Wie viele der Filme von Regisseur Audiard kreist auch „Emilia Pérez“ um seine Grundmotive: gesellschaftliche Außenseiter und ihre Erfahrungen mit Gewalt. Zu Beginn schildert der Film zunächst Ritas subtile Diskriminierung durch die mexikanische Macho-Gesellschaft, die sie grollend erträgt. Auch Manitas Dasein als Kartellboss wird von Gewalt beherrscht; erst die Geschlechtsumwandlung lässt Emilia buchstäblich zu einem besseren, mitfühlenden Menschen werden. Ihre moralische Kehrtwende verleiht der Geschichte eine gesellschaftskritische Dimension, ohne dabei in Sozialkitsch abzurutschen.  

Eher Oper als Musical

Die Kinowerbung verspricht zwar ein Musical, doch im Grunde ist „Emilia Pérez“ große Oper: eine epische Handlung in mehreren Akten mit mitreißenden Arien der Hauptfiguren, durchzogen von einem Leitmotiv. Und zugleich ist die Musik ganz in der Gegenwart verwurzelt: Aus den Klängen von Straßenverkäufern, Waschmaschinen und elektronischen Geräten entsteht eine vielstimmige Melodie von Mexiko-Stadt.

Anstelle einer Liebesgeschichte wie in den meisten Musicals erwartet das Publikum ein handfestes Drama mit kritischem Impetus; quasi als zeitgenössische Variante der Opern im Verismo-Stil von 1890 bis 1920. Dabei gelingt es Audiard meisterhaft, überwältigende Gefühle in eine glaubwürdige Geschichte einzubetten.

Drei weibliche Hauptfiguren begehren gegen scheinbar unveränderliche Rahmenbedingungen ihrer Existenz auf. Angefangen bei Rita, mit deren Hilfe Manitas/Emilia sein ganzes Leben umkrempelt – selbst seine Ex-Frau Jessi macht eine Transformation durch. Sie wird vom fremdbestimmten Ehe-Anhängsel zur furchtlosen Rächerin, die notfalls auch zu Gewalt greift, um ihre Ziele zu erreichen.

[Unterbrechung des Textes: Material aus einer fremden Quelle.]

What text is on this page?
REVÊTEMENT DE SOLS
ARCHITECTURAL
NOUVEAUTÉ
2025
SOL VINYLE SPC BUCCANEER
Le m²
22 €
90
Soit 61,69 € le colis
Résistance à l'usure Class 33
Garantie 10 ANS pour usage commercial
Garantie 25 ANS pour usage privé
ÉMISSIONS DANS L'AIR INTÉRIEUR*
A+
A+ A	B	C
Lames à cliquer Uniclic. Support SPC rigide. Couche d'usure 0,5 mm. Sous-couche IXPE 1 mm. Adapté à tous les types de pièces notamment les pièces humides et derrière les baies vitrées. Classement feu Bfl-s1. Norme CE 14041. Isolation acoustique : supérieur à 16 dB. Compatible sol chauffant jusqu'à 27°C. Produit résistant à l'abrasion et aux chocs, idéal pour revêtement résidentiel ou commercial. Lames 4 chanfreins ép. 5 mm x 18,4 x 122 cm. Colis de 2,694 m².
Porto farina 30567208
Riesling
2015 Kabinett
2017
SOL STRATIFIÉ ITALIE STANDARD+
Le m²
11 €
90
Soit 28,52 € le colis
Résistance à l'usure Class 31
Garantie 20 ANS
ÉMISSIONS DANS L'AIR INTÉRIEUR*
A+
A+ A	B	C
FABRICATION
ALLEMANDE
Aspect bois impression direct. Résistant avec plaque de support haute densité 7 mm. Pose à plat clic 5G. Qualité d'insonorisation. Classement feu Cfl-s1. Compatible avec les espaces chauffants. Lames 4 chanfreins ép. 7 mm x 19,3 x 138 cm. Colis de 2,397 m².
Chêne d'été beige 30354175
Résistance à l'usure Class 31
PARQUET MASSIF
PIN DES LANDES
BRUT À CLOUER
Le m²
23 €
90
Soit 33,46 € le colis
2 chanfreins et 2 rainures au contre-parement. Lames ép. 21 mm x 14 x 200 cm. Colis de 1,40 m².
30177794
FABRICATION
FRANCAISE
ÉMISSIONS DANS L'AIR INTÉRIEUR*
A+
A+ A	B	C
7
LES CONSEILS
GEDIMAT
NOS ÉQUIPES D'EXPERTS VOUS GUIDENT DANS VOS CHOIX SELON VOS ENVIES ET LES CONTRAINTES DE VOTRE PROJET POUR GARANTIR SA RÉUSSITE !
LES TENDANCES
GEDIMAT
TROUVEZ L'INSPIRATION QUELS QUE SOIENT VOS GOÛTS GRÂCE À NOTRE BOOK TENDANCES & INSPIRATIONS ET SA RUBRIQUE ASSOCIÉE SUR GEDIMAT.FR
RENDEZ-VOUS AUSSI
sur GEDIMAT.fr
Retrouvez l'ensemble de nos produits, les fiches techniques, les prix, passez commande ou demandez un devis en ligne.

Atemberaubende Gesangs- und Tanznummern

Die Männer bleiben dagegen Nebenfiguren; nur Jessis Liebhaber Gustavo (Edgar Ramirez) darf das große Finale heraufbeschwören, das an klassische Western erinnert. Dass Audiards Film eine derartige Wucht entfaltet, liegt vor allem an den drei herausragenden Hauptdarstellerinnen. Sie tragen nicht nur die Handlung, sondern brillieren auch in atemberaubenden Gesangs- und Tanz-Szenen; von intimen Solo-Nummern bis zu raumgreifenden Ensemble-Choreografien.   

Der Aufwand bei Ausstattung und Komparserie, den der Regisseur treibt, erinnert an die besten Zeiten des Kino-Musicals in den 1950er und 1960er Jahre – allerdings sehr modernisiert. Dabei empfiehlt sich, die teils spanische, teils englische Originalfassung anzusehen, weil nur in ihr die nahtlosen Übergänge von Dialogen und Gesang richtig zum Tragen kommt. Zudem schaffen die sinnesprallen Tanz-Szenen ein paar Atempausen mit Raum zum Reflektieren in einer Handlung, die streckenweise ungestüm voraneilt. Überdies sind alle Songs Ohrwürmer: Besser kann Kino kaum sein.

Emilia Pérez Regie: Jacques Audiard (130 Min. Frankreich 2024) mit: Zoe Saldaña, Karla Sofía Gascón, Selena Gomez u. a.